I must admit, that I do not understand the notation in point 2) of your definition of regular function, but I would propose you a definition that is both standard and easy to apply to your current example:

Let $X = \spec{A}$ be the prime spectrum of a commutative ring $A$ (with the Zariski-Topology of course). Then the first task is to define the sheaf of regular functions $\Ohol_X$ on $X$. A regular function $s$ on an open subset $U \subseteq X$ is then an element of $\Ohol_X(U)$.

So now to the definition: Take $\Ohol_X(U)$ to be the set of all functions $s:U \to \coprod_{\ideal{p} \in U} A_\ideal{p}$ with $s(\ideal{p}) \in A_\ideal{p}$. ($\ideal{p}$ is a prime of $A$, that is a point of $X$).

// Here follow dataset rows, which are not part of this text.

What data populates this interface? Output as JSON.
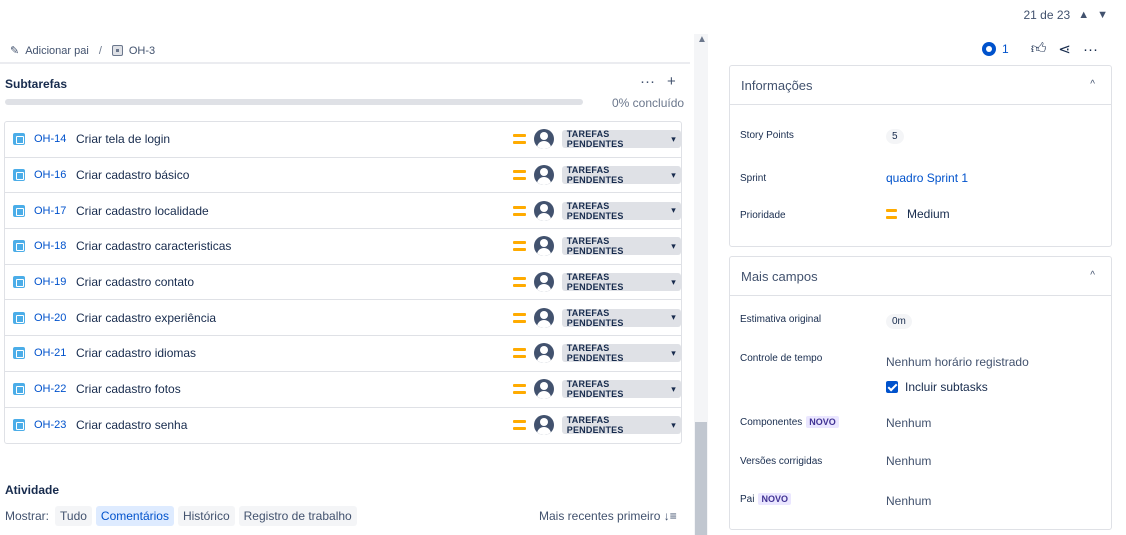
{
  "pager": {
    "text": "21 de 23",
    "prev_icon": "chevron-up-icon",
    "next_icon": "chevron-down-icon"
  },
  "breadcrumb": {
    "add_parent": "Adicionar pai",
    "separator": "/",
    "issue_key": "OH-3"
  },
  "subtasks": {
    "title": "Subtarefas",
    "more_label": "···",
    "add_label": "+",
    "progress_label": "0% concluído",
    "progress_fraction": 0,
    "items": [
      {
        "key": "OH-14",
        "summary": "Criar tela de login",
        "status": "TAREFAS PENDENTES"
      },
      {
        "key": "OH-16",
        "summary": "Criar cadastro básico",
        "status": "TAREFAS PENDENTES"
      },
      {
        "key": "OH-17",
        "summary": "Criar cadastro localidade",
        "status": "TAREFAS PENDENTES"
      },
      {
        "key": "OH-18",
        "summary": "Criar cadastro caracteristicas",
        "status": "TAREFAS PENDENTES"
      },
      {
        "key": "OH-19",
        "summary": "Criar cadastro contato",
        "status": "TAREFAS PENDENTES"
      },
      {
        "key": "OH-20",
        "summary": "Criar cadastro experiência",
        "status": "TAREFAS PENDENTES"
      },
      {
        "key": "OH-21",
        "summary": "Criar cadastro idiomas",
        "status": "TAREFAS PENDENTES"
      },
      {
        "key": "OH-22",
        "summary": "Criar cadastro fotos",
        "status": "TAREFAS PENDENTES"
      },
      {
        "key": "OH-23",
        "summary": "Criar cadastro senha",
        "status": "TAREFAS PENDENTES"
      }
    ]
  },
  "activity": {
    "title": "Atividade",
    "show_label": "Mostrar:",
    "filters": [
      "Tudo",
      "Comentários",
      "Histórico",
      "Registro de trabalho"
    ],
    "active_filter": "Comentários",
    "sort_label": "Mais recentes primeiro ↓≡"
  },
  "header_actions": {
    "watchers_count": "1",
    "like_icon": "thumbs-up-icon",
    "share_icon": "share-icon",
    "more_icon": "more-icon"
  },
  "info_panel": {
    "title": "Informações",
    "story_points_label": "Story Points",
    "story_points_value": "5",
    "sprint_label": "Sprint",
    "sprint_value": "quadro Sprint 1",
    "priority_label": "Prioridade",
    "priority_value": "Medium"
  },
  "more_fields_panel": {
    "title": "Mais campos",
    "estimate_label": "Estimativa original",
    "estimate_value": "0m",
    "time_tracking_label": "Controle de tempo",
    "time_tracking_value": "Nenhum horário registrado",
    "include_subtasks_label": "Incluir subtasks",
    "components_label": "Componentes",
    "new_badge": "NOVO",
    "components_value": "Nenhum",
    "fix_versions_label": "Versões corrigidas",
    "fix_versions_value": "Nenhum",
    "parent_label": "Pai",
    "parent_value": "Nenhum"
  },
  "colors": {
    "accent": "#0052cc",
    "priority_medium": "#ffab00",
    "story_icon": "#4bade8",
    "status_bg": "#dfe1e6"
  }
}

Furthermore require the following: For every $\ideal{p} \in U$, there is an $f \in A$ with $f \notin \ideal{p}$ and an element $a/f^d \in A_f$ such that for all $\ideal{q}$ with $f \notin \ideal{q}$ (that is $\ideal{q} \in D(f)$, to use a commonplace notation) we have $s(\ideal{q}) = a/f^d$ considered as element of $A_\ideal{q}$.

This sounds maybe like a bit scary pileup of notations, but it is actually a very natural definition. If $A=k[x_1,\ldots,x_n]$ is a polynomial ring this says that a regular function is given locally on $D(f)$ around $P = \ideal{p}$ by a quotient of polynomials $g/h$ , where the denominator $h$ does not vanish where $f$ does not vanish.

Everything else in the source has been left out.